David Roberts and his wife Kayla live adjacent to their dairy near Preston, Idaho. It's a beautiful rural setting that is beginning to feel development pressure from large urban areas in Utah.
David and Kayla, third-generation dairy farmers, are in partnership with David's parents, Ellis and Mary Jo. In the past, the Roberts dairy, like other dairies, was struggling to hang on. Conventional milk prices were volatile and often at unsustainable levels. Roberts recalls they had to do something.
Becoming organically certified and selling milk into the organic market seemed like the right thing to do. Over the ensuing five years, David and Kayla contacted every major organic milk distributor in the United States, while hosting meetings with other local dairy families to get them to commit to raise milk organically.
"It was a classic catch 22 - which comes first the chicken or the egg?" Roberts said. "We had a tough time getting other local dairy families to commit without a commitment from an organic distributor, and vice versa."
After hundreds of telephone calls and countless meetings over the course of five years, their dream became a reality. In February, 2006, the Roberts, along with five other family dairies in the area, made their first shipment of organic milk under the Organic Valley Family of Farms label.
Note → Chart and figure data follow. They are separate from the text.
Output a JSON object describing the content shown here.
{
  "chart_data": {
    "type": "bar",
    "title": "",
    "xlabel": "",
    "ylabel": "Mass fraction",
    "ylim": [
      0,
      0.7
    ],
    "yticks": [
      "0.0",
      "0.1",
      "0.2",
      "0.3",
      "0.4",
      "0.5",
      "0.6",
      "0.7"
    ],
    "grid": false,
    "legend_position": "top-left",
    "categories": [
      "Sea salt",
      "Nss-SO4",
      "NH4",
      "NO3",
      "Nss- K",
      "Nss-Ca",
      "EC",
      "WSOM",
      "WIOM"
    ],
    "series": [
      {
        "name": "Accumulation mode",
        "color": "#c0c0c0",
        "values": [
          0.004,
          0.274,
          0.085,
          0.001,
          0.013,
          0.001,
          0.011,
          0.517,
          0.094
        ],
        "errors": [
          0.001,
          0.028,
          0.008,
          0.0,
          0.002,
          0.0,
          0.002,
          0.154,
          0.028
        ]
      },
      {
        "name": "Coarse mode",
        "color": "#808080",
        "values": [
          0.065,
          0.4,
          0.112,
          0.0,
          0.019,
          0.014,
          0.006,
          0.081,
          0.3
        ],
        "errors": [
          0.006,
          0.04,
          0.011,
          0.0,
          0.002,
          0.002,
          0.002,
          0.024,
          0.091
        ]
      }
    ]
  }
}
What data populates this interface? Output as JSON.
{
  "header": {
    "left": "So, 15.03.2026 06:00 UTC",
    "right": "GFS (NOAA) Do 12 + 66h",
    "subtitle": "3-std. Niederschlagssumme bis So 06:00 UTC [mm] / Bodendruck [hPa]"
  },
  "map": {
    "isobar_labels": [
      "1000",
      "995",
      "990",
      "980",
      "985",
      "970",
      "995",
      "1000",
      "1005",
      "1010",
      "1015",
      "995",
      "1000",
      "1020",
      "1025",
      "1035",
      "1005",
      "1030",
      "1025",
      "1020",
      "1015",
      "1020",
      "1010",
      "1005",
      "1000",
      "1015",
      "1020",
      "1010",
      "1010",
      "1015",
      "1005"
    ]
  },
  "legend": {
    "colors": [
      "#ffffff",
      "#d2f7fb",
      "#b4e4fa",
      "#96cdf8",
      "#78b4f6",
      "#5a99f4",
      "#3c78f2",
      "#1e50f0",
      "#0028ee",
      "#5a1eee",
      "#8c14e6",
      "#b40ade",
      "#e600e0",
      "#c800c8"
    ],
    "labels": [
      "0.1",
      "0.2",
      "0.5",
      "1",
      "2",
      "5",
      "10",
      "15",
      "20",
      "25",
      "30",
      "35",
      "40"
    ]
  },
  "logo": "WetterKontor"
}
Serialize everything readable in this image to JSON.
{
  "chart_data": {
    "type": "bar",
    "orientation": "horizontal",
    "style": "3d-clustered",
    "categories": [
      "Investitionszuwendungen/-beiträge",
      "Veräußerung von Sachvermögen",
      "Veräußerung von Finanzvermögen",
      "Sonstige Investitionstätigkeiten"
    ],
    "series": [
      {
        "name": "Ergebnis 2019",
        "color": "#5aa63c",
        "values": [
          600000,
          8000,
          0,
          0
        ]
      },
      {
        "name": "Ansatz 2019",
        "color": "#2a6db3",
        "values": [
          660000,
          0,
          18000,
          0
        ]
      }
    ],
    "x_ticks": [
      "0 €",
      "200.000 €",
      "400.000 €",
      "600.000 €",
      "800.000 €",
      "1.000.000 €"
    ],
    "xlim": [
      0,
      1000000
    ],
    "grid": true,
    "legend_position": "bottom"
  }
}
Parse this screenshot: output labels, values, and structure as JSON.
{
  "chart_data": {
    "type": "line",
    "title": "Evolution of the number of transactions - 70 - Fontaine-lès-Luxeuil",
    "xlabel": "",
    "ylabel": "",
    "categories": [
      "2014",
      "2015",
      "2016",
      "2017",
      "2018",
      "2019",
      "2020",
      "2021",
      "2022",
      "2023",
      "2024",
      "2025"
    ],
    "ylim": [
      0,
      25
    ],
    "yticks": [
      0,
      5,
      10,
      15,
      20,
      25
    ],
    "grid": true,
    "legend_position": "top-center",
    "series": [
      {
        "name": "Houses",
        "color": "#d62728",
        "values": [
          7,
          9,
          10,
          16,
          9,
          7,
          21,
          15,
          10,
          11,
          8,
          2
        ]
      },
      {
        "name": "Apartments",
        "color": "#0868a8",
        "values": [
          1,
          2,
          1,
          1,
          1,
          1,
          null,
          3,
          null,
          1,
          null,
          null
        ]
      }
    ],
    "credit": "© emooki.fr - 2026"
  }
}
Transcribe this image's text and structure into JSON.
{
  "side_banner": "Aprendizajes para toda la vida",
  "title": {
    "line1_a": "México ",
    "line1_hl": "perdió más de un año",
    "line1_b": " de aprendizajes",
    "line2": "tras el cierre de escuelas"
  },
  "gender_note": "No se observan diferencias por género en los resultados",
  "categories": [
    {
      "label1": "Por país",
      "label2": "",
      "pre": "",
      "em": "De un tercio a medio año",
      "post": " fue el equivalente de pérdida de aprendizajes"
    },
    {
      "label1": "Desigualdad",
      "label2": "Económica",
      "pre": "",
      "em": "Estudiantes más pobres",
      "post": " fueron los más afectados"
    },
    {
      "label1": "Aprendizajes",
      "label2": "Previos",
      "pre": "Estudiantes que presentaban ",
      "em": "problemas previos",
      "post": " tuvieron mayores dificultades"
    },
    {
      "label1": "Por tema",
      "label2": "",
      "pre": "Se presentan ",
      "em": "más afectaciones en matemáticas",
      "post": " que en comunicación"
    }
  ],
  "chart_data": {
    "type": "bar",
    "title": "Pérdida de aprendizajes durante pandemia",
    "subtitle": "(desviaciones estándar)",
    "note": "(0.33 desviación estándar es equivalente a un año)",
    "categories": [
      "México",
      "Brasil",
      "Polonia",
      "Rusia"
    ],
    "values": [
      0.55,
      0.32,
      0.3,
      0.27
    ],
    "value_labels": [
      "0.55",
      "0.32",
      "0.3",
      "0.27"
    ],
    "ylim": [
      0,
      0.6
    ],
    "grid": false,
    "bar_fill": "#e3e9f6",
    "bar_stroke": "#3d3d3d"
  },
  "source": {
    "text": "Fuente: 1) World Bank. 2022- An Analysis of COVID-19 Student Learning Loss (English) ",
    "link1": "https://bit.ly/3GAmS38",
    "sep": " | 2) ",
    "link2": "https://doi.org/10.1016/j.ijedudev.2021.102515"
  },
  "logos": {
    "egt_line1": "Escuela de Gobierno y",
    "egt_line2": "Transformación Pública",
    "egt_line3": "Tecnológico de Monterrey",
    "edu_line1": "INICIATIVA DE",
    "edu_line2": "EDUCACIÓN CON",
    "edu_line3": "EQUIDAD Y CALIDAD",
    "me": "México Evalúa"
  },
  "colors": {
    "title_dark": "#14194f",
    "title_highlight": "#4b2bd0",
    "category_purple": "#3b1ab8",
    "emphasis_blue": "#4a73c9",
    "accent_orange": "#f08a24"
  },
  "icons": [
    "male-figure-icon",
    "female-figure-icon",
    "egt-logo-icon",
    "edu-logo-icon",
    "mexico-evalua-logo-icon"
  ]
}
Their milk now goes to a creamery in the region to make organic cheese.
Roberts explains that there is so much interest in what they did that, potentially the number of family dairies shipping organic milk to Organic Valley Family of Farms, will increase to roughly 20 dairies.
The moment of victory was not without tense situations. Roberts recalls that in the final hours of negotiation, George Siemon, CEO of Organic Valley Family of Farms, came to personally visit them, a rather unusual event recalls Roberts. Roberts concerns were that Organic Valley Family of Farms could take the easy route and contract with one large dairy for the same volume of milk they would get from the many small dairies in his area. Roberts recalls that while sitting at their kitchen table, Siemon stated Organic Valley Family of Farms would rather have 10 family farms shipping milk to them than one large dairy.
Siemon followed through on his word, and the Roberts became part of the Organic Valley Family of Farms.